All education comes from without, in one sense. Education is what we learn, which essentially comes from how our mind and senses interact with the world. Reading a book is instruction/enlightenment etc from the author(s) of the book, the author is a teacher or guide in apprehending what he is writing about.

In another sense, no learning takes place unless the individual allows it in. Of course, it is very hard NOT to learn. Think about trying not to "learn" from a commercial on TV. Unless you mute it and turn your eyes away, it pours into your mind whether you like it or not (usually NOT).

Commercials are accessible to the extreme, like candy: pure sugar, food coloring and artificial flavoring. There is a paradox that learning we have to work for is more valuable; like digging gems out of the ground, or lifting weights. That doesn't mean that learning is more valuable when it is forced from outside; almost the opposite. But reading a book is harder work than watching TV, so reading is a better activity intellectually. Writing is harder work than reading; learning a language is extremely strenuous to the intellect.

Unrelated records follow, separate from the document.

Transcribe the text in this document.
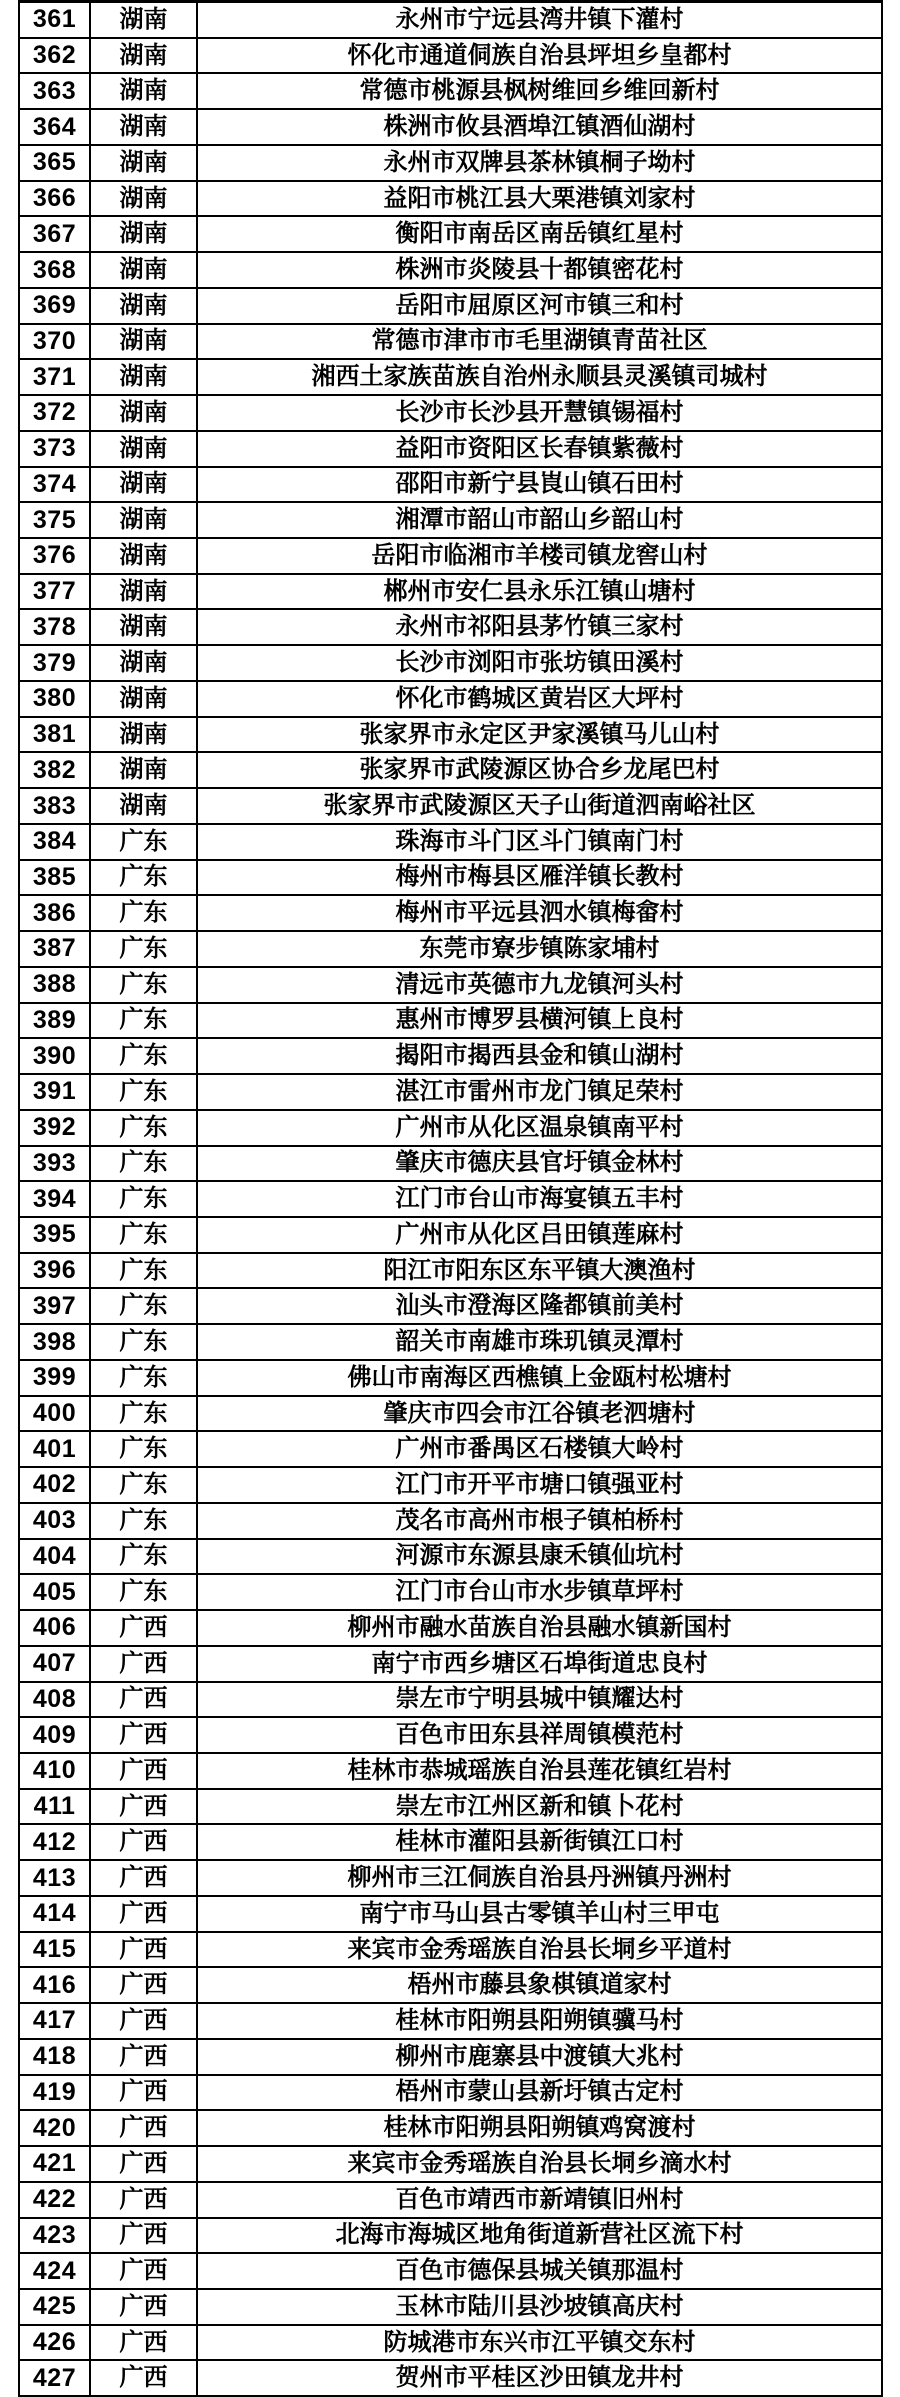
361	湖南	永州市宁远县湾井镇下灌村
362	湖南	怀化市通道侗族自治县坪坦乡皇都村
363	湖南	常德市桃源县枫树维回乡维回新村
364	湖南	株洲市攸县酒埠江镇酒仙湖村
365	湖南	永州市双牌县茶林镇桐子坳村
366	湖南	益阳市桃江县大栗港镇刘家村
367	湖南	衡阳市南岳区南岳镇红星村
368	湖南	株洲市炎陵县十都镇密花村
369	湖南	岳阳市屈原区河市镇三和村
370	湖南	常德市津市市毛里湖镇青苗社区
371	湖南	湘西土家族苗族自治州永顺县灵溪镇司城村
372	湖南	长沙市长沙县开慧镇锡福村
373	湖南	益阳市资阳区长春镇紫薇村
374	湖南	邵阳市新宁县崀山镇石田村
375	湖南	湘潭市韶山市韶山乡韶山村
376	湖南	岳阳市临湘市羊楼司镇龙窖山村
377	湖南	郴州市安仁县永乐江镇山塘村
378	湖南	永州市祁阳县茅竹镇三家村
379	湖南	长沙市浏阳市张坊镇田溪村
380	湖南	怀化市鹤城区黄岩区大坪村
381	湖南	张家界市永定区尹家溪镇马儿山村
382	湖南	张家界市武陵源区协合乡龙尾巴村
383	湖南	张家界市武陵源区天子山街道泗南峪社区
384	广东	珠海市斗门区斗门镇南门村
385	广东	梅州市梅县区雁洋镇长教村
386	广东	梅州市平远县泗水镇梅畲村
387	广东	东莞市寮步镇陈家埔村
388	广东	清远市英德市九龙镇河头村
389	广东	惠州市博罗县横河镇上良村
390	广东	揭阳市揭西县金和镇山湖村
391	广东	湛江市雷州市龙门镇足荣村
392	广东	广州市从化区温泉镇南平村
393	广东	肇庆市德庆县官圩镇金林村
394	广东	江门市台山市海宴镇五丰村
395	广东	广州市从化区吕田镇莲麻村
396	广东	阳江市阳东区东平镇大澳渔村
397	广东	汕头市澄海区隆都镇前美村
398	广东	韶关市南雄市珠玑镇灵潭村
399	广东	佛山市南海区西樵镇上金瓯村松塘村
400	广东	肇庆市四会市江谷镇老泗塘村
401	广东	广州市番禺区石楼镇大岭村
402	广东	江门市开平市塘口镇强亚村
403	广东	茂名市高州市根子镇柏桥村
404	广东	河源市东源县康禾镇仙坑村
405	广东	江门市台山市水步镇草坪村
406	广西	柳州市融水苗族自治县融水镇新国村
407	广西	南宁市西乡塘区石埠街道忠良村
408	广西	崇左市宁明县城中镇耀达村
409	广西	百色市田东县祥周镇模范村
410	广西	桂林市恭城瑶族自治县莲花镇红岩村
411	广西	崇左市江州区新和镇卜花村
412	广西	桂林市灌阳县新街镇江口村
413	广西	柳州市三江侗族自治县丹洲镇丹洲村
414	广西	南宁市马山县古零镇羊山村三甲屯
415	广西	来宾市金秀瑶族自治县长垌乡平道村
416	广西	梧州市藤县象棋镇道家村
417	广西	桂林市阳朔县阳朔镇骥马村
418	广西	柳州市鹿寨县中渡镇大兆村
419	广西	梧州市蒙山县新圩镇古定村
420	广西	桂林市阳朔县阳朔镇鸡窝渡村
421	广西	来宾市金秀瑶族自治县长垌乡滴水村
422	广西	百色市靖西市新靖镇旧州村
423	广西	北海市海城区地角街道新营社区流下村
424	广西	百色市德保县城关镇那温村
425	广西	玉林市陆川县沙坡镇高庆村
426	广西	防城港市东兴市江平镇交东村
427	广西	贺州市平桂区沙田镇龙井村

Fun makes things easier again: everyone would rather play a song, play a football game, write something they enjoy writing, than do a drill or write on a boring assigned topic. Fun is the wrong word there, though; the word is MEANING. Those things are more "whole" and significant than isolated drills.

Fun is entertainment -- watching a football game, or listening to music, or reading fiction. Well, I'm still not quite there because these things are all passive physically, but potentially active aesthetically or imaginatively or whatever.

Back to my original thought, such as it was: education is possibly best thought of as an interaction between our own faculties and spirit and the outside world. That brings us to CM's analogy of food being presented and then taken, eaten and assimilated. We don't take sustenance from ourselves, as she said; we take it from outside but then make use of it according to our own capacities and will.